I am not suggesting you buy her a meditation pillow and insist she listens to whale song for ten minutes a day. Fortunately, it doesn’t have to be like that at all.
Quiet brain-time can come when she is taking part in an activity she enjoys, for example walking, reading, or spending time in a coffee shop with you.
Simply stepping out of the daily routine and slowing down can be enough. You can even help the inner guide to creep out by asking some carefully thought out questions.
Heed this warning though - your teenage daughter won’t thank you for taking her out to lunch so you can pry into her personal life. Your goal should be to prompt her to think for herself. She will see through any self-serving motives you may have.
Questions To Ask
Why not try some of the following:
- What are her preferences? - in all aspects of life
- What are her goals? - for this term, year, future
- Who or what influences her decisions?
- What skills could she develop to help her to achieve her goals?
- Who does she admire?
- Would a mentor be useful?
Based on thoughts that come up, we can show her potential pathways. But resist the urge to push your own opinions on her.
She doesn’t need to have a complete answer, your role as a parent is to empower her to think for herself and make her own considered choices.

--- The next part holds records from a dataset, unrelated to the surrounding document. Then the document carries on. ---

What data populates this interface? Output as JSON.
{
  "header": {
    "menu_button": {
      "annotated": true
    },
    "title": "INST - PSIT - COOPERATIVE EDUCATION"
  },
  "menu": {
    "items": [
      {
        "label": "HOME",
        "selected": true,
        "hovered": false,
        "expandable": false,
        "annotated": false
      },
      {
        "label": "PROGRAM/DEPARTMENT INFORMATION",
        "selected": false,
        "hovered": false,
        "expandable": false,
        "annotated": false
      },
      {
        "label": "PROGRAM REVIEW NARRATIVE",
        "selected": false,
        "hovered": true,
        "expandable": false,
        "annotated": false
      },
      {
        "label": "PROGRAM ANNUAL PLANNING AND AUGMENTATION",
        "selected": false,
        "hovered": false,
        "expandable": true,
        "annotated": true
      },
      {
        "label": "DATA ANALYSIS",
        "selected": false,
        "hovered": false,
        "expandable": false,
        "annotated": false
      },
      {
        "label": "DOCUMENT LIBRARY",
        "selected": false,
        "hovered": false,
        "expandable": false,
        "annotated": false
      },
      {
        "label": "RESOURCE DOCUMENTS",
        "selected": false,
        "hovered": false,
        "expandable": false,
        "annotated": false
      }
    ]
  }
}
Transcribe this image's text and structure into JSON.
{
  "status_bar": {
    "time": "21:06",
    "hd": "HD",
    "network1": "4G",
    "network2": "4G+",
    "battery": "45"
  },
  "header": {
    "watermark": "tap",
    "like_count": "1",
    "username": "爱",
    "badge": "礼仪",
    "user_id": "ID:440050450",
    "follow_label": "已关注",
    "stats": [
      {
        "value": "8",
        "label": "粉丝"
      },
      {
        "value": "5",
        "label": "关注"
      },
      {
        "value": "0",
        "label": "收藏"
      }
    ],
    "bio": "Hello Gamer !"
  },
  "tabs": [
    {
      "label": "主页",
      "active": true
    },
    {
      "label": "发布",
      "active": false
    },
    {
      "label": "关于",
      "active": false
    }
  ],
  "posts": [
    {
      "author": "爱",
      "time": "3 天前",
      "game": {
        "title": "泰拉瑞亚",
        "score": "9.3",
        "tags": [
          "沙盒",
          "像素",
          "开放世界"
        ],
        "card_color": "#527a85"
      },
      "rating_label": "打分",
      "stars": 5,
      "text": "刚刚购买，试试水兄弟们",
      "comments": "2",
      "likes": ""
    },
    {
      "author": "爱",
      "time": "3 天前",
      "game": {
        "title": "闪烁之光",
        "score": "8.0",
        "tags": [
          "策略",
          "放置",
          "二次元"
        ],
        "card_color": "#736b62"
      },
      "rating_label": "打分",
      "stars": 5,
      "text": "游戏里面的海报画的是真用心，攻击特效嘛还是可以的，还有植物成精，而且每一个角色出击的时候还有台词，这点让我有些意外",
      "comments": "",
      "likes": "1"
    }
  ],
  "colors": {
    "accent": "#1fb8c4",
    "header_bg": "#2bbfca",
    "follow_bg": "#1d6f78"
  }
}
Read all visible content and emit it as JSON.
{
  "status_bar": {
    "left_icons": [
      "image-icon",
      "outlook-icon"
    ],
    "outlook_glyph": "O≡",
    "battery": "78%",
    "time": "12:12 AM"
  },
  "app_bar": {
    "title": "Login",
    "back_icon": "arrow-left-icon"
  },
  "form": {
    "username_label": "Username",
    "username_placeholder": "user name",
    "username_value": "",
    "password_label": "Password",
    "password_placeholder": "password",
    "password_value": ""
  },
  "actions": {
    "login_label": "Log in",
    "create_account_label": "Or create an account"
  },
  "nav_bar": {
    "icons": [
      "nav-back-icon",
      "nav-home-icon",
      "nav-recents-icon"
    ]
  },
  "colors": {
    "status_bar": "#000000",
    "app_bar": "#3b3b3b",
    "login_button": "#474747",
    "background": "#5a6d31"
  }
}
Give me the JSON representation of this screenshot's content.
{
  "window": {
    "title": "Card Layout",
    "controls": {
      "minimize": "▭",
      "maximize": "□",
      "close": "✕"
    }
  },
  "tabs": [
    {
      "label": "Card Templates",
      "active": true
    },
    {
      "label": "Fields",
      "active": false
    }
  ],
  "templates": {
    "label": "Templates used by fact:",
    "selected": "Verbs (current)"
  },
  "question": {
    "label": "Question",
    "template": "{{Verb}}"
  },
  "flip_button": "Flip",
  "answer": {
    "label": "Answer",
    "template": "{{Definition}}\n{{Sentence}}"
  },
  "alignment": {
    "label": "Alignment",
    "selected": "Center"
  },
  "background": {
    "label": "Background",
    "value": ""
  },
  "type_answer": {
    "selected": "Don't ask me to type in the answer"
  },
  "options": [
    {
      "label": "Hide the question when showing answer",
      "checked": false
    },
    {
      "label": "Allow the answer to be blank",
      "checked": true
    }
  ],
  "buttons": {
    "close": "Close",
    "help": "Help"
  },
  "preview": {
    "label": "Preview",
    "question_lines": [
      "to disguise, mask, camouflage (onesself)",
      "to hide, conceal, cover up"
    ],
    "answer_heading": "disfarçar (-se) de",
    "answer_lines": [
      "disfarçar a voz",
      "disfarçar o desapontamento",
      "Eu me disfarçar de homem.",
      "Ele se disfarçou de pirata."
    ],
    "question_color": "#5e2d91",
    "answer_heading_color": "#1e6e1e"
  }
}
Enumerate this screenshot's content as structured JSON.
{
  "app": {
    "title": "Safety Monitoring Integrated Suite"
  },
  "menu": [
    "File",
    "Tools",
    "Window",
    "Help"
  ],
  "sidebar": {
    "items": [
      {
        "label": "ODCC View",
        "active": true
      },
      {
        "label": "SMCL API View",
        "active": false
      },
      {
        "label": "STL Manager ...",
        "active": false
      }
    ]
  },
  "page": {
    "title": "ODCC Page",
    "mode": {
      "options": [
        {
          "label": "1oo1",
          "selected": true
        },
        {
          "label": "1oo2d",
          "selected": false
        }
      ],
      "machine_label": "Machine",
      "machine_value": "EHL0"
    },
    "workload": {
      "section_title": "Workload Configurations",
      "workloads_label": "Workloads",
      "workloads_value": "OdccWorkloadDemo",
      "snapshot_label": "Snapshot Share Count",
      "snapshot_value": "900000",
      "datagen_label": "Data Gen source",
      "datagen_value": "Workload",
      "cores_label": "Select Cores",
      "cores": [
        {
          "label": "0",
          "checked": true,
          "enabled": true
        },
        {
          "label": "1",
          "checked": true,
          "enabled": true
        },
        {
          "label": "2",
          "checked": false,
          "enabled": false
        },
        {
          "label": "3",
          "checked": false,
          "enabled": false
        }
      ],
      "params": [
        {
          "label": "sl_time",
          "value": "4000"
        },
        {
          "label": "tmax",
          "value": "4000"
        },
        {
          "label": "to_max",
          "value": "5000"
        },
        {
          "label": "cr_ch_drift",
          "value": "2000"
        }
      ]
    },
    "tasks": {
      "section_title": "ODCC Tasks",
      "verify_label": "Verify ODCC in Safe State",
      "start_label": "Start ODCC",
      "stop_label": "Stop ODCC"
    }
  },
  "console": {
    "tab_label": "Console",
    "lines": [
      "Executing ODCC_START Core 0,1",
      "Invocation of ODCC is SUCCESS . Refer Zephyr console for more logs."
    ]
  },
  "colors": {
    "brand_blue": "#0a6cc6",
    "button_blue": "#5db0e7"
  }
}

As parents and carers, we want the best for our children. But that doesn’t mean we can push her to make decisions that we think are right for her. The actual goal should be to empower her to know herself so that she can walk her own path of personal development.
We can help by creating space for her to listen to her inner voice. And also to remind her that nobody has it all figured out. It is okay for her to change her mind. It is okay for her to fail.
Remind her that the goal is to be always learning and always moving towards her own happiness. That is something we can learn for ourselves too!